PostgreSQL interface for Node.js

pg-promise is a PostgreSQL client for Node.js built on top of node-postgres, adding promise-based connection management, automatic transactions, and a flexible query-formatting engine. It's been the default answer for Postgres + Node for over a decade and has the depth to show for it. The target audience is backend Node developers who want more control than an ORM but don't want to manually manage connection pooling and transactions.

The query-formatting engine is genuinely well-designed — named parameters with multiple syntax options, SQL name escaping, CSV expansion, and Custom Type Formatting via `toPostgres` let you handle nearly any query construction need without string concatenation. The result-specific methods (`one`, `none`, `oneOrNone`, `many`) turn accidental row-count mismatches into thrown errors rather than silent bugs — this alone prevents a class of runtime surprises that raw pg users hit constantly. Transaction nesting with automatic savepoint management (`sp_1_1`, `sp_1_2`, etc.) works transparently and handles partial rollbacks correctly where most hand-rolled solutions don't bother. External SQL file support via `QueryFile` with auto-reload in dev mode is a practical feature that keeps SQL maintainable in larger projects without a full ORM.
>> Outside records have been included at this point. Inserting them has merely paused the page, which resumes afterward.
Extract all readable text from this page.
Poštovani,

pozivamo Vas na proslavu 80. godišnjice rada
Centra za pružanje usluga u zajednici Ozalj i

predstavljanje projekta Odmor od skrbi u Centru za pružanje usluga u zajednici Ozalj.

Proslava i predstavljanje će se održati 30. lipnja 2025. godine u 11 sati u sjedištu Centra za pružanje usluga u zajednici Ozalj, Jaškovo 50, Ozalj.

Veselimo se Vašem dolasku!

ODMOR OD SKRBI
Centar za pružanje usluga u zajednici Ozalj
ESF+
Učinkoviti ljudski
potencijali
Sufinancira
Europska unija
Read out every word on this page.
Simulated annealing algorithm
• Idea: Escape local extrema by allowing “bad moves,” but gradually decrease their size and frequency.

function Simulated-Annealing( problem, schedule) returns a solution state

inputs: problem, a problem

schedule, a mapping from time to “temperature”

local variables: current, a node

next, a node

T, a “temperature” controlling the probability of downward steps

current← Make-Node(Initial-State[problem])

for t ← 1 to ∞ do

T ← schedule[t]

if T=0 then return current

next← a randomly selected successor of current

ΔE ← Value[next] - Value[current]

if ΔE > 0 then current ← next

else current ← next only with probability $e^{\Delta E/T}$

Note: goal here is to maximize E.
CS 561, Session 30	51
It's a wrapper around node-postgres, not a replacement — if node-postgres has a bug or a missing feature, you're waiting on two maintainers instead of one. The learning curve for the `helpers` namespace (bulk inserts/updates via `ColumnSet`) is steep and the documentation is spread across JSDoc pages that are hard to navigate without already knowing what you're looking for. No built-in migration support — you're expected to pair it with something else (node-pg-migrate, Flyway, etc.), which is a fair design choice but means the stack is incomplete out of the box. TypeScript types exist but feel bolted on; the generic typing for query methods is loose enough that you'll often need explicit casts, and complex `helpers` usage doesn't type-check cleanly.